The British Horseracing Authority (BHA) took the unusual step of contacting both the bookmakers and the Gambling Commission (GC) after suspicious betting patterns alerted them to a potential coup.
If there was ever a niche that showed you the value of: ‘it’s not what you know it’s who you know’, then the Sport of Kings is that niche.
For the second time this year British horse racing was plunged into anarchy after officials believed they could sniff a potential coup.
Back in January, the savvy horse bettor Barney Curley took the UK bookies for an estimated £2.5m after a four-horse betting coup went his way, and the BHA was on the ball when they sensed dejavu at Wednesday’s meeting at Lingfield and Kempton.
Nine horses from Tony Newcombe’s stable, and five trained by Ann Stokell, were all subject to suspicious market moves at the two aforementioned meets, and horse owner Stephen Arnold (who owns four of the horses involved in the potential coup) didn’t help matters when he tweeted.
The horses I have backed in multiples are Daniel Thomas, profile star, decent fella, we have a dream, brown Pete good luck
— stephen arnold (@rakebackmypoker) March 19, 2014
In a bid to protect the integrity of the business the BHA took the rather unprecedented steps of alerting both the GC and the Bookmakers of the potential coup, and it enabled bookmakers to counter swiftly by only offering starting prices for the seven races that involved the plunge horses.
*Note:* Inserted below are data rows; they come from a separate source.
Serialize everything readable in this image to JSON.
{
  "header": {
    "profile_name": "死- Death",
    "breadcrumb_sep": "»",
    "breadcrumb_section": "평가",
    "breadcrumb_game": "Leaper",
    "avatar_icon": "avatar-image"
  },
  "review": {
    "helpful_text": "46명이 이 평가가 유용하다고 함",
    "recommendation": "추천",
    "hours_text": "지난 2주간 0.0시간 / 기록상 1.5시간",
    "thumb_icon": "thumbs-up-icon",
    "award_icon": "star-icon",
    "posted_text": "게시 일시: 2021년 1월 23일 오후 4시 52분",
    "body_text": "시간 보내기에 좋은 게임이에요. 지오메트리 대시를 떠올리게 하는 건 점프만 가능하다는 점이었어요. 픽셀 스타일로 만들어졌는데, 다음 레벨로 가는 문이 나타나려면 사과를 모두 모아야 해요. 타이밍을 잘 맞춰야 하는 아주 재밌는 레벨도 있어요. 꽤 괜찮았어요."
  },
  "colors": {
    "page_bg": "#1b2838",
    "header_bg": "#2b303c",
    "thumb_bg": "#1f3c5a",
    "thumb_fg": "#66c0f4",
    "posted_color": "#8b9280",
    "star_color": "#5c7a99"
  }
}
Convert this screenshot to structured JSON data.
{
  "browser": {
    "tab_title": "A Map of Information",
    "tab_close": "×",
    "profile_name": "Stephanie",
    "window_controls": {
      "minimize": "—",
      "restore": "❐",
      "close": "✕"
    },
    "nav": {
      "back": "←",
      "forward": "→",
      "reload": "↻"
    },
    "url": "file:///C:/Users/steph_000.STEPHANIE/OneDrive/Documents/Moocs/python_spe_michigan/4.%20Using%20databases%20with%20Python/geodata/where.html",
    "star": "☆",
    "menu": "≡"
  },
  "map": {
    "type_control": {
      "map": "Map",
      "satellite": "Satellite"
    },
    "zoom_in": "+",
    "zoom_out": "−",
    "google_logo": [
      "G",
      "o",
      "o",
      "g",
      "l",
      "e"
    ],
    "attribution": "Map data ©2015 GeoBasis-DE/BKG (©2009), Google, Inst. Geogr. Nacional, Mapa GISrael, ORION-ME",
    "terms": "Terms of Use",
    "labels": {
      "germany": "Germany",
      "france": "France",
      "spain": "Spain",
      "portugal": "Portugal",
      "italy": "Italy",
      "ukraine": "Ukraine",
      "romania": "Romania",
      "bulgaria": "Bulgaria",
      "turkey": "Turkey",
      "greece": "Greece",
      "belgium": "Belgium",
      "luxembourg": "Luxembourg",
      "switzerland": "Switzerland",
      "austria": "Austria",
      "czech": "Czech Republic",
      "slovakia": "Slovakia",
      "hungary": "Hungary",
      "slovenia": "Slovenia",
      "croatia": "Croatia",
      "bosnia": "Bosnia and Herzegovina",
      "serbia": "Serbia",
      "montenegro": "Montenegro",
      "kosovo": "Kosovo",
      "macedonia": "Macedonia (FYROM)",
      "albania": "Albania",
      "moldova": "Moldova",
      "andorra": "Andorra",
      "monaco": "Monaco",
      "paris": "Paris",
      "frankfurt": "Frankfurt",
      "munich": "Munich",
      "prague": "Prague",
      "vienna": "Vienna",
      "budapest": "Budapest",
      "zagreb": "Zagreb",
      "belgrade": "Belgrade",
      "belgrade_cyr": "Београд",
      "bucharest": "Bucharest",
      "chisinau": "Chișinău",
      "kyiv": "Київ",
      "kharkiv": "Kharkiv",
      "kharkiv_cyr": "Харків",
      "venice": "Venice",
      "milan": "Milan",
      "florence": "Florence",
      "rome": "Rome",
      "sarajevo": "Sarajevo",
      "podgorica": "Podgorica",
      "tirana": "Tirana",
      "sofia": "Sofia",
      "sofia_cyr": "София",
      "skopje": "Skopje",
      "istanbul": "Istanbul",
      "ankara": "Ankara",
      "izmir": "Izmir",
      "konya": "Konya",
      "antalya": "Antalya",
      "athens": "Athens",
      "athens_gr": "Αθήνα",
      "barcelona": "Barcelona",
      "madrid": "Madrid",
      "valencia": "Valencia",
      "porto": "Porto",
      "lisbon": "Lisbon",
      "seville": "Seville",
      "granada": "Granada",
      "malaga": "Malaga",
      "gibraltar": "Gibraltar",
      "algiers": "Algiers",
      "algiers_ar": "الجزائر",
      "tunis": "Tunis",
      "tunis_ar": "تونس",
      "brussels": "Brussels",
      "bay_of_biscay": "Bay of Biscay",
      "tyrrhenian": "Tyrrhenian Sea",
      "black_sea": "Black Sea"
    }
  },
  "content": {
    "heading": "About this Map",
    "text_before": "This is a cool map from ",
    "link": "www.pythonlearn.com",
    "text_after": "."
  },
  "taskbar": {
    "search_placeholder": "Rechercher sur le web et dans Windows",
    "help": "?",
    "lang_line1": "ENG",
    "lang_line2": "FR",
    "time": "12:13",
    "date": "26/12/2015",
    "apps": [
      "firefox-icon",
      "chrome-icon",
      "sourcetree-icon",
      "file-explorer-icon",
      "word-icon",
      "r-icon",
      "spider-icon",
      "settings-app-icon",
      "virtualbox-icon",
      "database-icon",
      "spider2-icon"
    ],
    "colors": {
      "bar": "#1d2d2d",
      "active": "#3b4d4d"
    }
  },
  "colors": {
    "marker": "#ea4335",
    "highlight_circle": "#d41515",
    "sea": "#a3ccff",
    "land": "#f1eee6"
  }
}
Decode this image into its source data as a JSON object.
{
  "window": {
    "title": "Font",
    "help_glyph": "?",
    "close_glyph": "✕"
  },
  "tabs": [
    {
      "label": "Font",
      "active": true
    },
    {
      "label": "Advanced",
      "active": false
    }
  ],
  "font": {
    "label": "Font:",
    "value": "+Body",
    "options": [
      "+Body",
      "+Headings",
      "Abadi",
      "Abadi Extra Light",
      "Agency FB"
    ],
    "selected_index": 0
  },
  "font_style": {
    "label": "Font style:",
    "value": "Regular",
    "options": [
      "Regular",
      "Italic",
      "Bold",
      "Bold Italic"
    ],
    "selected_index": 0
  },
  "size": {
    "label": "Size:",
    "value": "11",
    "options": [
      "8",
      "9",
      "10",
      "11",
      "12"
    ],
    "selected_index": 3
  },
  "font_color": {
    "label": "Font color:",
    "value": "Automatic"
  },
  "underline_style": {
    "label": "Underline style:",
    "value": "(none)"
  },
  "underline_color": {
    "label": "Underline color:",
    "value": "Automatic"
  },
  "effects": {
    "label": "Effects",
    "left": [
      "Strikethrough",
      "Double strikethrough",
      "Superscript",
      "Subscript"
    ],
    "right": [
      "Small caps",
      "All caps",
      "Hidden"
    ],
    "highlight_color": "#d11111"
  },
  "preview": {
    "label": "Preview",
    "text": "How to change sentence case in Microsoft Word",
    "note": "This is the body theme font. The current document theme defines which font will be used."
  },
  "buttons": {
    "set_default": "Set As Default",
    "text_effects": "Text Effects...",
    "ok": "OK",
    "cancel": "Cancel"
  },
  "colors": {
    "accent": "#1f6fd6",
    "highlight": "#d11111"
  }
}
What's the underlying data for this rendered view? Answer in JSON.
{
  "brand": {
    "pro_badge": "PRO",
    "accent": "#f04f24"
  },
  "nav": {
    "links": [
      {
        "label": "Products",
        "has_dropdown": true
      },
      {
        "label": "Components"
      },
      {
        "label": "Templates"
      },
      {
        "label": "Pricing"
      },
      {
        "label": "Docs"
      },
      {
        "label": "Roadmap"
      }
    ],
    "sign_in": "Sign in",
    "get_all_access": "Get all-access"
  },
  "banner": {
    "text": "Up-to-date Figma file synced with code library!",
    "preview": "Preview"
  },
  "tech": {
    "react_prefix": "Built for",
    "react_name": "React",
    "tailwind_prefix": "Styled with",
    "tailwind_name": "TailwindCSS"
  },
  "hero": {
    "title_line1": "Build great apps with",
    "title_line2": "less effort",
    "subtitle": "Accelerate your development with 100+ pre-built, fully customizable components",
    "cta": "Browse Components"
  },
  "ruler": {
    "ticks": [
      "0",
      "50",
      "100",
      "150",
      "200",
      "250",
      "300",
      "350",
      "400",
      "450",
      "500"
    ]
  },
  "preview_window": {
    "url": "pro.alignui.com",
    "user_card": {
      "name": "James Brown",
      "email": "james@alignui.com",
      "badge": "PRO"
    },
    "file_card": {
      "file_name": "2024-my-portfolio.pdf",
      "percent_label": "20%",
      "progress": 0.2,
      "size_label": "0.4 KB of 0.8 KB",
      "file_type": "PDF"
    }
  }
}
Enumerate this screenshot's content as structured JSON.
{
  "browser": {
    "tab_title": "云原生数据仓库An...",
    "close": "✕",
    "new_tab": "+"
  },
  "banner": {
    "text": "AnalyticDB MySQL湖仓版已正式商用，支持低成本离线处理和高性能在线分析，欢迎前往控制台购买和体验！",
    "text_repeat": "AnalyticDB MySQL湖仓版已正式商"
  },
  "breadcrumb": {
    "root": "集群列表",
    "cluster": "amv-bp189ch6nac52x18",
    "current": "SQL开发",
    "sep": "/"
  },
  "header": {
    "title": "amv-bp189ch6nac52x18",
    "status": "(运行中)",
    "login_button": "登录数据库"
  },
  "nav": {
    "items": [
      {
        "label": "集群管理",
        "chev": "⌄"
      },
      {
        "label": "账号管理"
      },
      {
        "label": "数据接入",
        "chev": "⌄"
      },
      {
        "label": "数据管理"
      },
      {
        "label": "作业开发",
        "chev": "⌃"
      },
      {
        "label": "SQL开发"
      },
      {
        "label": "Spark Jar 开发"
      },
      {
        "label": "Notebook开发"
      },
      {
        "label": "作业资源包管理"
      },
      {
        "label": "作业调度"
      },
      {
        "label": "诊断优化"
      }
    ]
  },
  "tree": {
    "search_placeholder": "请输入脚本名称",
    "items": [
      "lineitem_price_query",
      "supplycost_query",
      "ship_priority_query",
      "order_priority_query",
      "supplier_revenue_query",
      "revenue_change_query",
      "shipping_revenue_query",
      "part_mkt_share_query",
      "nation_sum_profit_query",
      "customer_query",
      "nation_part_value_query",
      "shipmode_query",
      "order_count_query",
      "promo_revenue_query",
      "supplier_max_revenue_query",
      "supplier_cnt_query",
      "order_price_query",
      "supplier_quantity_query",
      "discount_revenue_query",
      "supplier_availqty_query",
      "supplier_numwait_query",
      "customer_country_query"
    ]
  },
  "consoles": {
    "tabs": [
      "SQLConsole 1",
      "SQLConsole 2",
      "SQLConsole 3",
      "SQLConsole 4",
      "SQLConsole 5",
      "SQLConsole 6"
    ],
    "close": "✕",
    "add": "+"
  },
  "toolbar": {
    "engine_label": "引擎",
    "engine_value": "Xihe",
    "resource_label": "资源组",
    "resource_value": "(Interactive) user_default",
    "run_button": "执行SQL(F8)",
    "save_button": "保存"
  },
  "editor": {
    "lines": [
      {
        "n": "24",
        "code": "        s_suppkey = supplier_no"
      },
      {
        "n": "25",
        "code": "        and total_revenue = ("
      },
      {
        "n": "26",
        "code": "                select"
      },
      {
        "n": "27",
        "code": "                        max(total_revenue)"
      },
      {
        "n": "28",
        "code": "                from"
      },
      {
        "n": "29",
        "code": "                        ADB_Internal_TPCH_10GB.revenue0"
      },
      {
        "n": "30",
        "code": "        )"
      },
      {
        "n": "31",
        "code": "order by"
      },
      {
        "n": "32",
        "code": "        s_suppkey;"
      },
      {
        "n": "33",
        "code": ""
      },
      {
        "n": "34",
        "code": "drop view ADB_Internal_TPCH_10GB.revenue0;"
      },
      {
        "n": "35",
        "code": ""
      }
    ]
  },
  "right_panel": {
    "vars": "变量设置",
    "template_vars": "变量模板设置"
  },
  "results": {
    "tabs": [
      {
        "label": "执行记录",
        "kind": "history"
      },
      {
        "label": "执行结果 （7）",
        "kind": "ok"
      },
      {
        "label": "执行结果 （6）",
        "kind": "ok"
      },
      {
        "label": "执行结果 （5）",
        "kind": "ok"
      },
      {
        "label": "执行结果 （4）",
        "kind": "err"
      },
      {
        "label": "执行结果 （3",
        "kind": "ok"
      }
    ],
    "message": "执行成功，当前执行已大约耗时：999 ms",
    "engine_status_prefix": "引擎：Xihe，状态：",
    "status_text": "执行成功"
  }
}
Paddy Power took steps to halt betting on four races at Lingfield and three at Kempton, and were later joined by Boylesports, William Hill, Bet365, Coral and Stan James.
Yet despite the action taken by all parties the whole event turned out to be nothing more than a damp squid.
The Arnold owned Profile Star did win at 3-1, having dropped from 8-1, but Daniel Thomas and Decent Fella failed to get anything going at Lingfield, We Have a Dream had a nightmare at Kempton, Brown Pete was a non-runner, Mambo Spirit had none at Kempton, Chapellerie withdrew just before the off and Red Art suffered the tragedy of a fatal fall.
It sounds like the sort of coup that I would get in on the action with.
Robin Mounsey, media manager of the British Horseracing Authority, said: ‘‘BHA alerted the Gambling Commission yesterday to the possibility of a complex betting related issue involving races at Lingfield and Kempton.
‘‘BHA’s internal monitoring and intelligence networks gathered the information and acted positively once verified and these actions alerted the betting industry in order that bookmakers were able to act in a manner they felt appropriate.
‘‘The action taken reflects our immediate priority in these situations which is to protect both the integrity and reputation of the sport and the interests of the betting public.
‘‘We will continue to monitor the situation today, both in terms of the betting markets but also in relation to the actions of those who may be involved in the matter.”